“Chegava de manhã para ver os doentes e saber como eles estavam e respondiam-me que já se tinham conseguido levantar sozinhos”, conta Nadir Arber, sobre os doentes Covid-19 que entraram na primeira fase de um ensaio clínico com um novo medicamento. “Os doentes diziam-me que ao fim de um ou dois dias já conseguiam respirar”, continua o médico, alertando, no entanto, que isto são apenas relatos de sintomas subjetivos e que ainda não foi conduzido nenhum ensaio clínico para verificar eficácia. Mas está otimista, confessa.

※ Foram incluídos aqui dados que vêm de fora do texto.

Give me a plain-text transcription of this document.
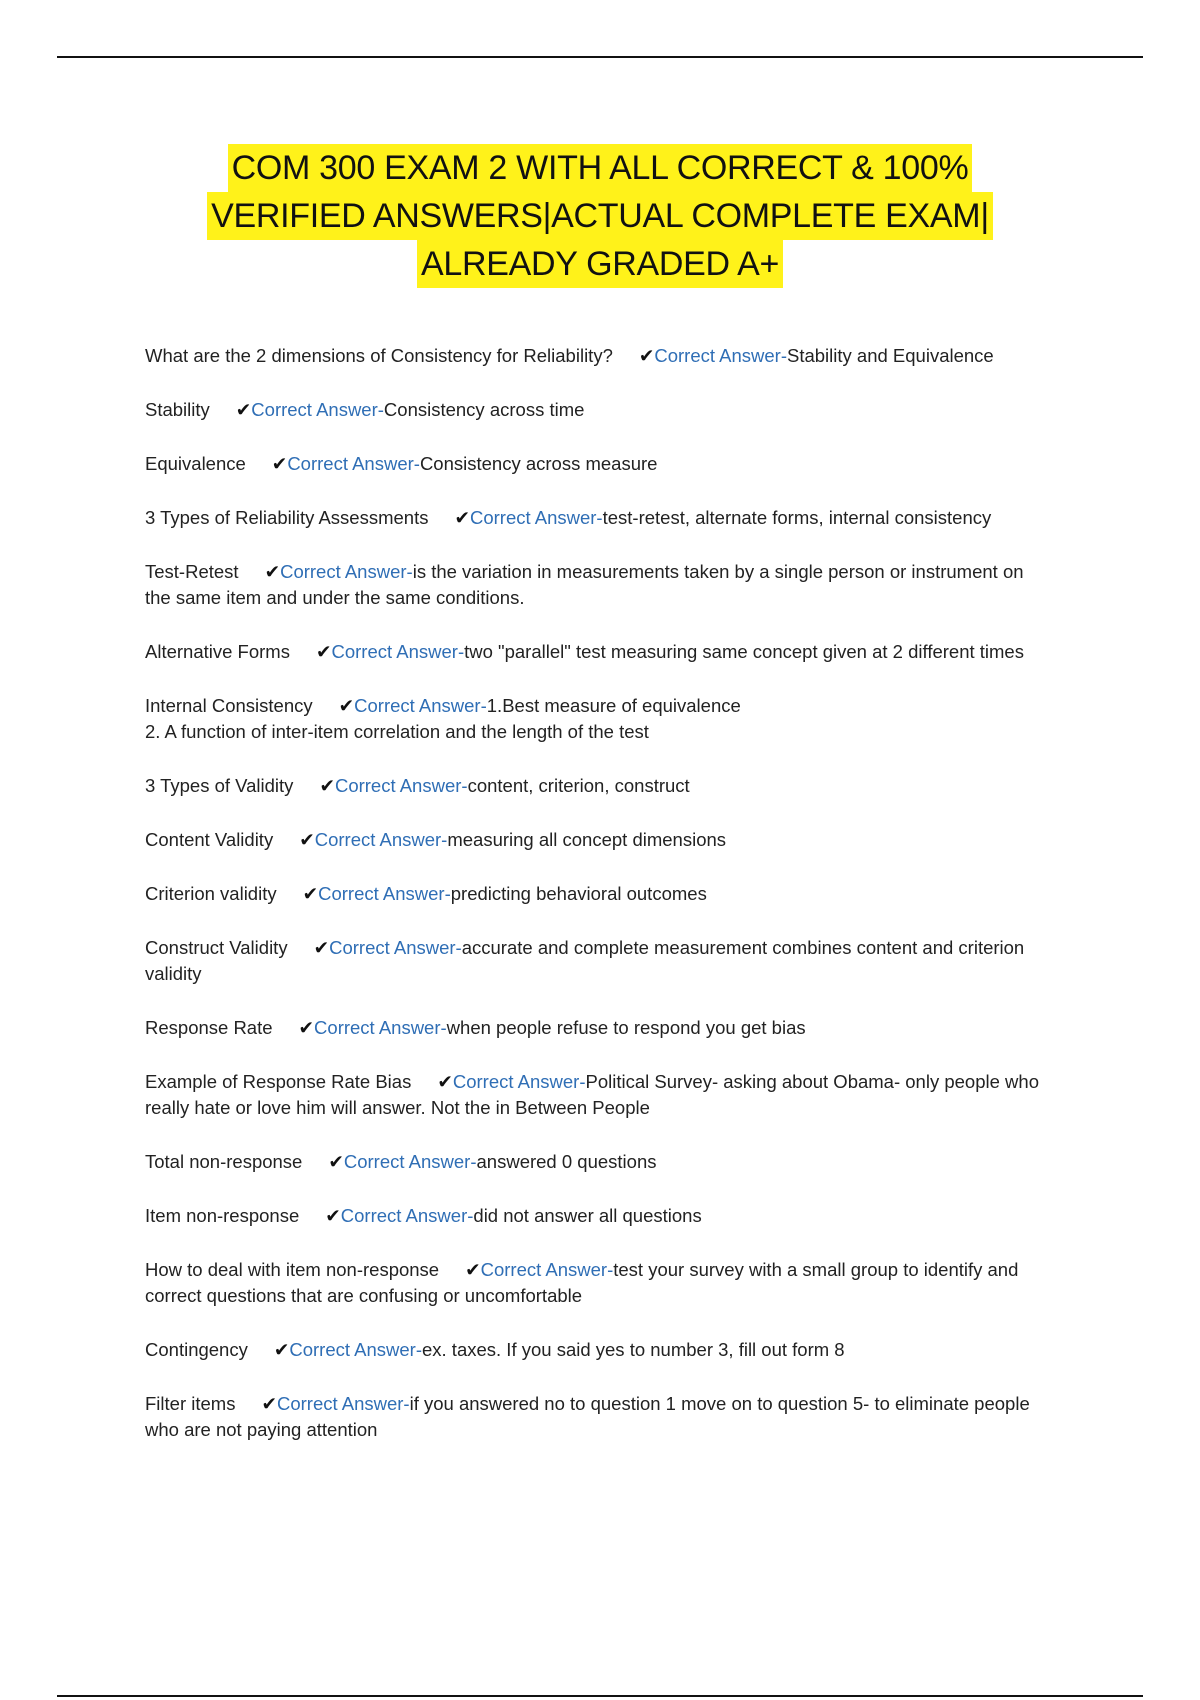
COM 300 EXAM 2 WITH ALL CORRECT & 100%
VERIFIED ANSWERS|ACTUAL COMPLETE EXAM|
ALREADY GRADED A+
What are the 2 dimensions of Consistency for Reliability? ✔Correct Answer-Stability and Equivalence
Stability ✔Correct Answer-Consistency across time
Equivalence ✔Correct Answer-Consistency across measure
3 Types of Reliability Assessments ✔Correct Answer-test-retest, alternate forms, internal consistency
Test-Retest ✔Correct Answer-is the variation in measurements taken by a single person or instrument on the same item and under the same conditions.
Alternative Forms ✔Correct Answer-two "parallel" test measuring same concept given at 2 different times
Internal Consistency ✔Correct Answer-1.Best measure of equivalence
2. A function of inter-item correlation and the length of the test
3 Types of Validity ✔Correct Answer-content, criterion, construct
Content Validity ✔Correct Answer-measuring all concept dimensions
Criterion validity ✔Correct Answer-predicting behavioral outcomes
Construct Validity ✔Correct Answer-accurate and complete measurement combines content and criterion validity
Response Rate ✔Correct Answer-when people refuse to respond you get bias
Example of Response Rate Bias ✔Correct Answer-Political Survey- asking about Obama- only people who really hate or love him will answer. Not the in Between People
Total non-response ✔Correct Answer-answered 0 questions
Item non-response ✔Correct Answer-did not answer all questions
How to deal with item non-response ✔Correct Answer-test your survey with a small group to identify and correct questions that are confusing or uncomfortable
Contingency ✔Correct Answer-ex. taxes. If you said yes to number 3, fill out form 8
Filter items ✔Correct Answer-if you answered no to question 1 move on to question 5- to eliminate people who are not paying attention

O relato do médico do Hospital Ichilov, em Telavive (Israel), foi feito esta quarta-feira durante uma conferência de imprensa online. A primeira fase do ensaio clínico com o novo fármaco está praticamente concluída: o último doente, de 35, completou o esquema de tratamento de cinco dias. Agora, como aos restantes, é ver como está ao sétimo e ao 35.º dia e os investigadores estarão prontos para publicar numa revista científica esta primeira etapa.
Por agora, o que Nadir Arber e Shiran Shapira, ambos investigadores no Centro Integrado de Prevenção do Cancro do Hospital Ichilov, podem dizer é que este tratamento é seguro e os doentes que participaram no ensaio não apresentaram efeitos secundários. O que Arber já esperava, visto tratar-se de uma nanotecnologia, usada em baixa concentração, não ter produtos tóxicos, nem componentes que despertem o sistema imunitário. Além disso, o fármaco já se tinha demonstrado seguro no ensaio pré-clínico, com ratos de laboratório.
O que tem este fármaco de tão diferente?
Nadir Arber começa por dizer que esta solução foi criada de raiz para o tratamento de doentes Covid-19, ao contrário de outros medicamentos que foram criados com outros fins e que agora se testa a sua eficácia na doença causada pelo SARS-CoV-2. No entanto, a tecnologia, caso se mostre eficaz, poderá ser usada noutras doenças em que se verifique uma resposta exacerbada do sistema imunitário.
Como explica o investigador, este fármaco não elimina o vírus nem resolve a infeção, mas traz alívio a uma consequência grave da doença: a dificuldade em respirar, causada pela tempestade de citocinas, que estimula de forma exagerada a resposta imunitária e pode provocar lesões graves nos órgãos, nomeadamente nos pulmões. O fármaco é adequado para os doentes com sintomas graves, mas não tão graves que tenham de estar nos cuidados intensivos.
O fármaco é composto por exossomas (nanobolsas, usadas como sistema de comunicação entre as células) enriquecidos com a proteína CD24, que são administrados através de um inalador (semelhante aos aerossóis que os doentes asmáticos usam), diariamente durante cinco dias, demorando cada inalação três ou quatro minutos. Como o produto entra diretamente nos pulmões, onde é necessário, a resposta é mais rápida e com menos efeitos colaterais, diz o médico.
A CD24 é uma proteína pequena que existe, normalmente, na superfície dos linfócitos B (uma das células do sistema imunitário) e é responsável por controlar a produção de linfócitos T (outro tipo de células imunitárias). Os ensaios clínicos com CD24 noutras doenças mostrou o potencial para atuar como inibidor da atividade inflamatória (resultado da resposta imune).
Dito de outra forma, os exossomas são como camiões das obras que transportam as proteínas CD24 que funcionam como barreiras de betão e impedem a passagem por aquela via — neste caso, impedem a passagem dos estímulos que aumentam a resposta imunitária.
Um fármaco barato, de produção rápida, que pode ser usado em casa
Outra das vantagens destacadas por Nadir Arber é que é fácil de produzir a baixo custo e que em poucos meses pode ser fabricado em quantidade suficiente para servir todo o mundo. Se a investigação e produção decorrer ao ritmo que os investigadores desejam, o fármaco poderá vir a ser usado ainda este ano.
Claro que, até lá, é preciso ultrapassar outras etapas, como as próximas fases dos ensaios clínicos, neste momento dependentes do apoio de governos, empresas farmacêuticas ou outros financiadores. Antes de conseguir comparar o tratamento com um placebo, Arber não pode afirmar que o fármaco é eficaz, mas se o conseguir fazer, assume que será possível tentar obter aprovações de emergência junto das autoridades reguladoras dos países interessados.
Nos próximos ensaios clínicos, a equipa de investigadores espera poder usar este fármaco nos doentes antes de eles serem sujeitos a outro tipo de tratamentos, usados atualmente, para tentar perceber se o efeito se deve realmente às partículas inaladas. O grande objetivo de Nadir Arber era que o fármaco pudesse ser facilmente usado nos centros de saúde ou em casa, evitando que o doente tivesse de ser internado com problemas respiratórios.